Confession. These costumes, I barely remember. I wish I could give everyone a deep, meaningful account of the thought process that went into these costumes. But I can’t.
We were deeply deeply into Season Two costume making when it came time to get Claire and Jamie on the ship from Scotland to France at the end of Season One. We were up to our eyeballs. We knew we would need to make a new costume for Jamie, and that was manageable for us. Our men’s cutting team are amazing wizards. But we lost our women’s cutting team in the middle of Season Two prep, and were struggling to get all of our women’s costumes Done, and were using a rotation of temporary cutters. Cutters are the members of a costume team who translate the designers sketches into pattern, then cuts the fabric and supervises the costumes construction. Essential members of the department. Losing them was a terrible blow to us, and we were really scrambling to make all of our deadlines. So having to make another costume for Claire was going to be tough.
I remembered that we still had, one of the very first costumes we had ever made for Claire somewhere in the racks. I think it was the second costume we’d made for her, and for some reason we decided not to use it, and never finished it. We dug it up and found our solution. We could finish it without having to design and cut an entirely new gown.And it was actually quite perfect for a traveling costume, procured for Claire by the monks. A pretty gown, but nothing spectacular. It was completely believable that it would have belonged to someone else.
One of the things I loved best about this gown was the lovely embroidered stomacher we had made. It came from a piece of embroidered fabric we picked up shopping at the Portobello Market in London. It was also one of the first examples I had seen of metal plate embroidery, which a had completely fallen in love with, and we ultimately used on Claire’s wedding dress.
We didn’t even have an embroidery team at that point in the very beginning of Season One. But Liz Boulton had let me in on her skill as a historical embroidery. I asked if she could embroider a petticoat to match the piece of antique fabric, and we ended up with a very sweet gown. It was perfect for embarking on a new life in France.
Jamie was an entirely different matter. He had to be smuggled out of France after suffering through soul shattering torture at the hands of Black Jack Randall. He had been stripped bare of everything, literally, figuratively, and emotionally, and brought back from the brink by Claire and his own strong core and will to live, that we had seen many times.
He too was given clothes by the monks. We dressed him as a middle class merchant, trying to do everything possible to make him look unremarkable, a task as difficult to accomplish wth the very real Sam Heughan as it was with the fictional Jamie. We made a costume out of linen, and topped it with a tricorn hat. Very un- Jamie.
But they both passed.
There are two other costumes of note as we travel with our heroes into France.

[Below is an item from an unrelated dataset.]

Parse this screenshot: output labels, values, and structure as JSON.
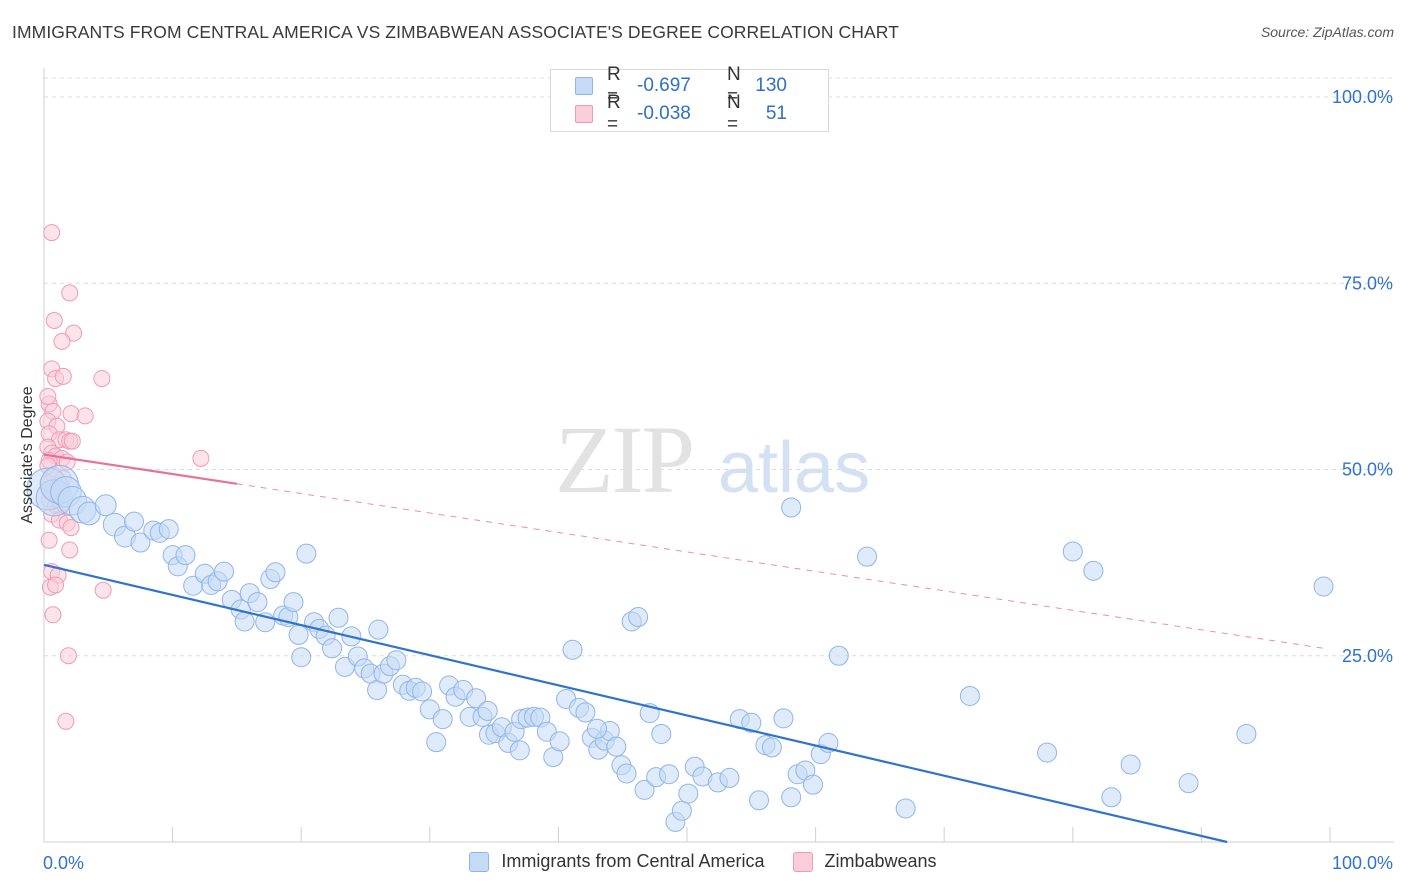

*** Note: I have searched high and low for a pic of Jared. I am putting in the description anyway, because he is important. I will try to find one ***
First we meet Jamie’s cousin Jared, a Scotsman living in France. A wealthy and successful wine merchant, Jared is solidly bourgeois, wearing silk as was common in France, but fairly plain and simple. We kept him in earth tones, as a nod to Scotland.
Jared was so important to us. He is the justification we desperately needed when it came to the costumes. Jamie and Claire needed to move in the very wealthy circles of the French Court. It would have been impossible without the appropriate wardrobe. Jared offers to bankroll them, making it possible for them to move into the inner circle, dressed in the most fashionable attire.

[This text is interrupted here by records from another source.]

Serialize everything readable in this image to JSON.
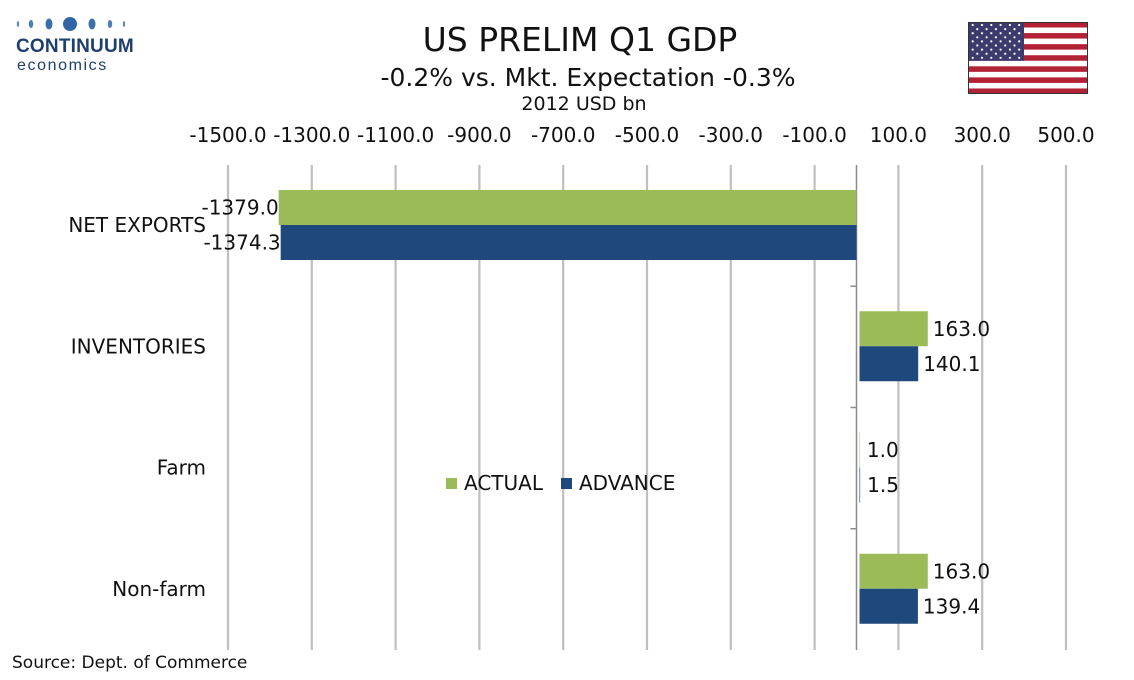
{
  "logo": {
    "word1": "CONTINUUM",
    "word2": "economics"
  },
  "flag_icon": "us-flag-icon",
  "chart_data": {
    "type": "bar",
    "orientation": "horizontal",
    "title": "US PRELIM Q1 GDP",
    "subtitle": "-0.2% vs. Mkt. Expectation -0.3%",
    "units": "2012 USD bn",
    "categories": [
      "NET EXPORTS",
      "INVENTORIES",
      "Farm",
      "Non-farm"
    ],
    "series": [
      {
        "name": "ACTUAL",
        "color": "#9bbb59",
        "values": [
          -1379.0,
          163.0,
          1.0,
          163.0
        ],
        "labels": [
          "-1379.0",
          "163.0",
          "1.0",
          "163.0"
        ]
      },
      {
        "name": "ADVANCE",
        "color": "#1f497d",
        "values": [
          -1374.3,
          140.1,
          1.5,
          139.4
        ],
        "labels": [
          "-1374.3",
          "140.1",
          "1.5",
          "139.4"
        ]
      }
    ],
    "xlim": [
      -1500,
      500
    ],
    "ticks": [
      -1500,
      -1300,
      -1100,
      -900,
      -700,
      -500,
      -300,
      -100,
      100,
      300,
      500
    ],
    "tick_labels": [
      "-1500.0",
      "-1300.0",
      "-1100.0",
      "-900.0",
      "-700.0",
      "-500.0",
      "-300.0",
      "-100.0",
      "100.0",
      "300.0",
      "500.0"
    ],
    "axis_position": "top",
    "grid": true,
    "legend_position": "center"
  },
  "source": "Source: Dept. of Commerce"
}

Our next character is very important on the journey. The Comte St. Germaine. He is the first representative of the French Aristocracy that we see. He is elegant and dangerous. I also wanted to dress him in colors we would have never used in Scotland. I put him in brown and pink after seeing a beautiful 18th century painting of a man wearing those colors. Rich, decadent and very sensual.
He was our first look at what was to come when Jamie and Claire finally arrived in Paris.
This was one of our first embroidered men’s costumes.